Microscopic-NPR bolt slurry-anchor interface bonding performance

The excellent bonding performance between bolt and anchor materials is crucial for controlling the deformation of deep-buried surrounding rock and strengthening the rock and soil mass in the slope. This paper conducted an anchoring test and ABAQUS numerical simulation of an anchoring system comprising a micro-NPR (microscopic negative Poisson's ratio) bolt and cement mortar as the anchoring material. The failure mode of this system and the distribution of average bonding strength, axial force, and shear stress along the anchoring depth were studied. We also evaluated the bonding properties at the micro-NPR (microscopic negative Poisson's ratio) bolt-cement mortar interface.
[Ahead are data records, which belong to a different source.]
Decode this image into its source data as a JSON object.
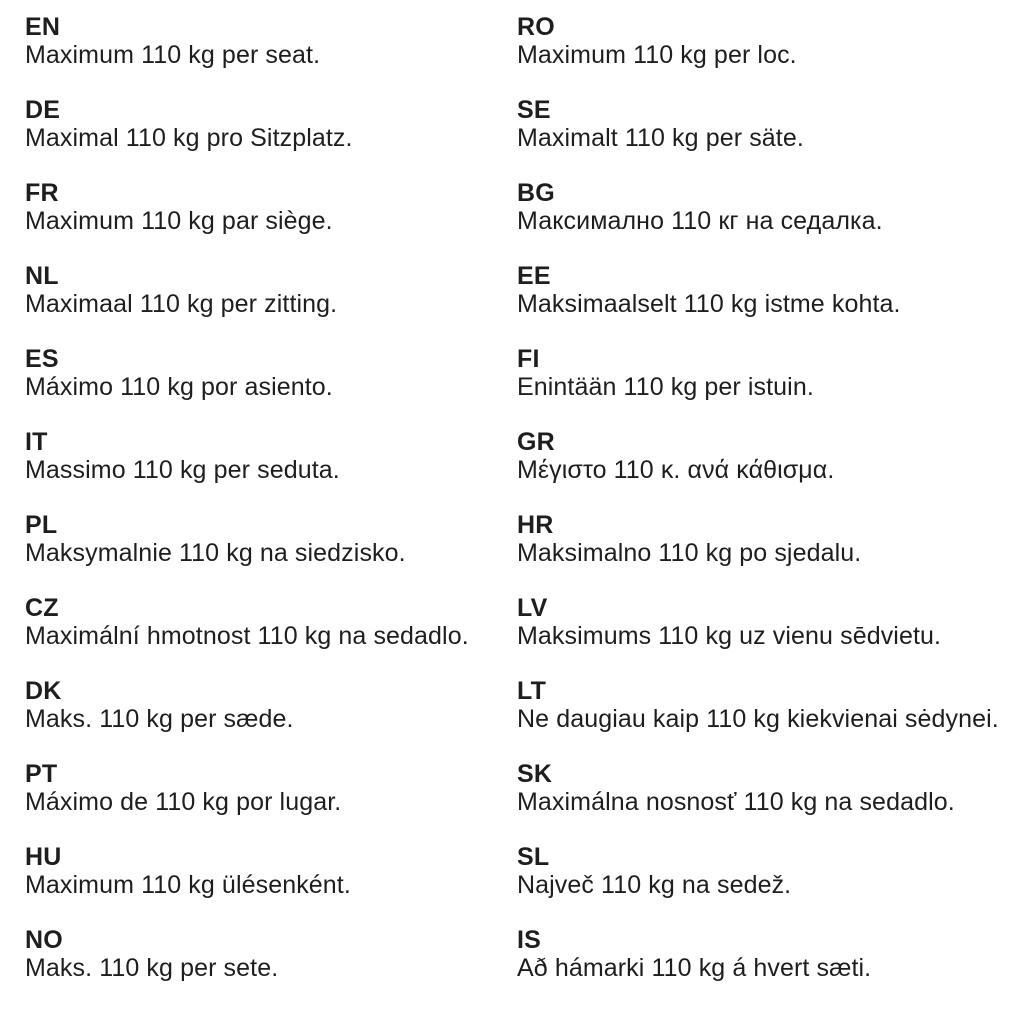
{
  "page": {
    "background_color": "#ffffff",
    "text_color": "#1e1e1e",
    "description": "Multilingual maximum seat load notice"
  },
  "columns": {
    "left": [
      {
        "code": "EN",
        "text": "Maximum 110 kg per seat."
      },
      {
        "code": "DE",
        "text": "Maximal 110 kg pro Sitzplatz."
      },
      {
        "code": "FR",
        "text": "Maximum 110 kg par siège."
      },
      {
        "code": "NL",
        "text": "Maximaal 110 kg per zitting."
      },
      {
        "code": "ES",
        "text": "Máximo 110 kg por asiento."
      },
      {
        "code": "IT",
        "text": "Massimo 110 kg per seduta."
      },
      {
        "code": "PL",
        "text": "Maksymalnie 110 kg na siedzisko."
      },
      {
        "code": "CZ",
        "text": "Maximální hmotnost 110 kg na sedadlo."
      },
      {
        "code": "DK",
        "text": "Maks. 110 kg per sæde."
      },
      {
        "code": "PT",
        "text": "Máximo de 110 kg por lugar."
      },
      {
        "code": "HU",
        "text": "Maximum 110 kg ülésenként."
      },
      {
        "code": "NO",
        "text": "Maks. 110 kg per sete."
      }
    ],
    "right": [
      {
        "code": "RO",
        "text": "Maximum 110 kg per loc."
      },
      {
        "code": "SE",
        "text": "Maximalt 110 kg per säte."
      },
      {
        "code": "BG",
        "text": "Максимално 110 кг на седалка."
      },
      {
        "code": "EE",
        "text": "Maksimaalselt 110 kg istme kohta."
      },
      {
        "code": "FI",
        "text": "Enintään 110 kg per istuin."
      },
      {
        "code": "GR",
        "text": "Μέγιστο 110 κ. ανά κάθισμα."
      },
      {
        "code": "HR",
        "text": "Maksimalno 110 kg po sjedalu."
      },
      {
        "code": "LV",
        "text": "Maksimums 110 kg uz vienu sēdvietu."
      },
      {
        "code": "LT",
        "text": "Ne daugiau kaip 110 kg kiekvienai sėdynei."
      },
      {
        "code": "SK",
        "text": "Maximálna nosnosť 110 kg na sedadlo."
      },
      {
        "code": "SL",
        "text": "Največ 110 kg na sedež."
      },
      {
        "code": "IS",
        "text": "Að hámarki 110 kg á hvert sæti."
      }
    ]
  }
}
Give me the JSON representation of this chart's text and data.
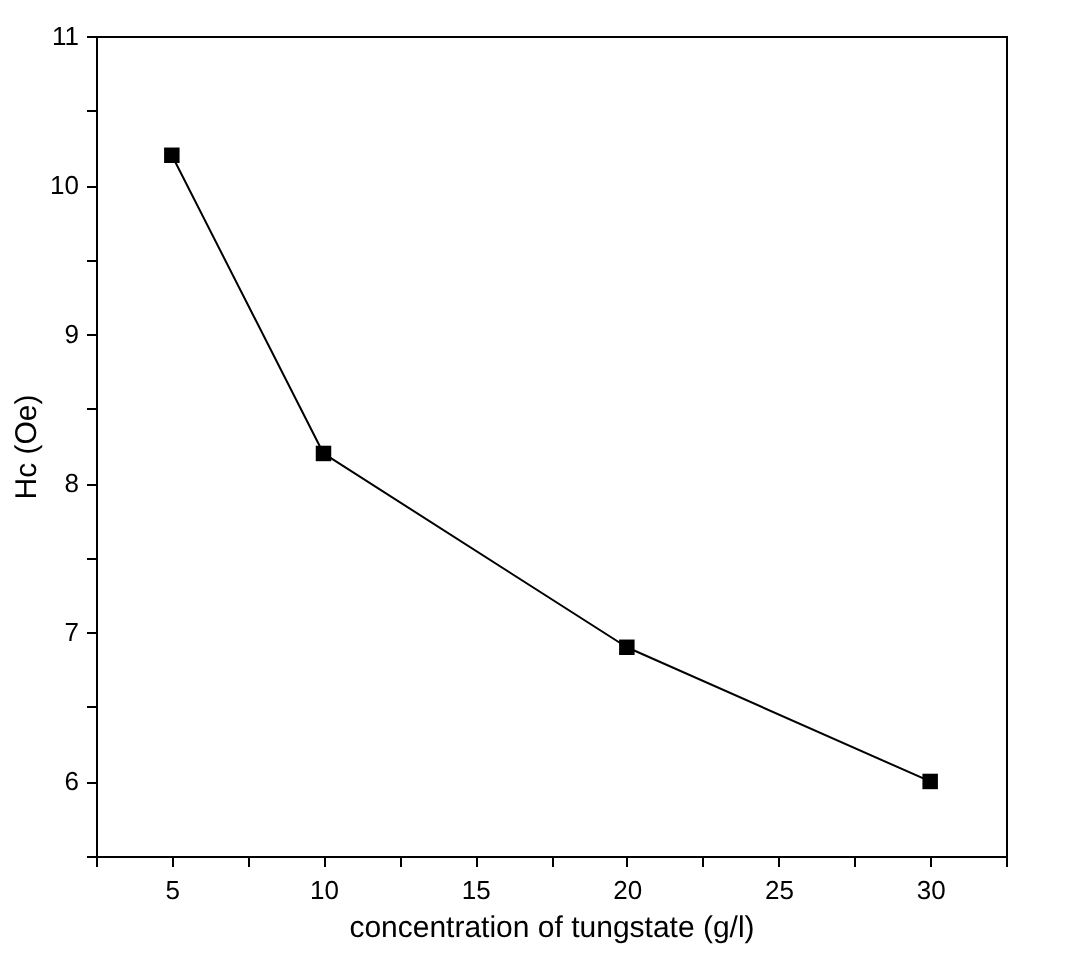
{
  "chart_data": {
    "type": "line",
    "xlabel": "concentration of tungstate (g/l)",
    "ylabel": "Hc (Oe)",
    "x": [
      5,
      10,
      20,
      30
    ],
    "series": [
      {
        "color": "#000000",
        "values": [
          10.2,
          8.2,
          6.9,
          6.0
        ]
      }
    ],
    "xlim": [
      2.5,
      32.5
    ],
    "xticks": [
      {
        "value": 2.5,
        "label": null
      },
      5,
      {
        "value": 7.5,
        "label": null
      },
      10,
      {
        "value": 12.5,
        "label": null
      },
      15,
      {
        "value": 17.5,
        "label": null
      },
      20,
      {
        "value": 22.5,
        "label": null
      },
      25,
      {
        "value": 27.5,
        "label": null
      },
      30,
      {
        "value": 32.5,
        "label": null
      }
    ],
    "ylim": [
      5.5,
      11
    ],
    "yticks": [
      {
        "value": 5.5,
        "label": null
      },
      6,
      {
        "value": 6.5,
        "label": null
      },
      7,
      {
        "value": 7.5,
        "label": null
      },
      8,
      {
        "value": 8.5,
        "label": null
      },
      9,
      {
        "value": 9.5,
        "label": null
      },
      10,
      {
        "value": 10.5,
        "label": null
      },
      11
    ],
    "marker": "square",
    "line_style": "solid",
    "grid": false
  }
}
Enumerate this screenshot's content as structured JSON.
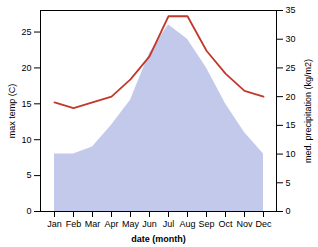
{
  "chart_data": {
    "type": "line",
    "categories": [
      "Jan",
      "Feb",
      "Mar",
      "Apr",
      "May",
      "Jun",
      "Jul",
      "Aug",
      "Sep",
      "Oct",
      "Nov",
      "Dec"
    ],
    "xlabel": "date (month)",
    "ylabel": "max temp (C)",
    "y2label": "med. precipitation (kg/m2)",
    "series": [
      {
        "type": "area",
        "color": "#b8bfe8",
        "values": [
          8,
          8,
          9,
          12,
          15.5,
          22,
          26,
          24,
          20,
          15,
          11,
          8
        ]
      },
      {
        "type": "line",
        "color": "#c0392b",
        "axis": "y2",
        "values": [
          19,
          18,
          19,
          20,
          23,
          27,
          34,
          34,
          28,
          24,
          21,
          20
        ]
      }
    ],
    "ylim": [
      0,
      28
    ],
    "yticks": [
      0,
      5,
      10,
      15,
      20,
      25
    ],
    "y2lim": [
      0,
      35
    ],
    "y2ticks": [
      0,
      5,
      10,
      15,
      20,
      25,
      30,
      35
    ]
  }
}
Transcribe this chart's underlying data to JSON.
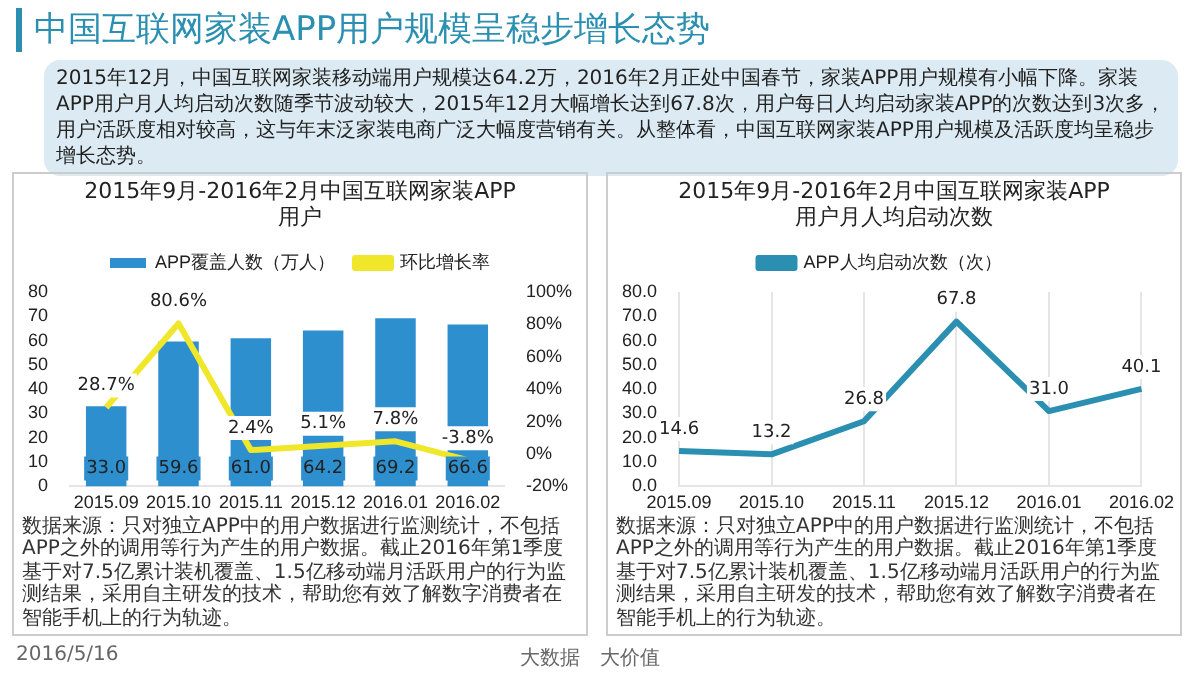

The findings indicate that the cement mortar is partially spalled from the micro-NPR bolt surface. The average bonding strength at the micro-NPR bolt-cement mortar interface is positively correlated with anchoring length and cement mortar strength. In contrast, it exhibits a negative correlation with bolt diameter. The axial force is generated at the starting point of the anchorage and decreases non-uniformly across the anchoring region. The axial force transfers or diffuses toward the deeper sections of the anchoring segment with increasing loads. The shear stress at the micro-NPR bolt-cement mortar interface exhibits a single-peak pattern, i.e., it climbs to a peak value and decreases along the anchoring depth. The peak position varies with changes in bolt diameter and anchoring length. By comparison, it is independent of cement mortar strength. The simulated bonding properties of the micro-NPR bolt-cement mortar interface are consistent with experimental results. The findings can provide a reference for engineering applications and anchoring design of micro-NPR.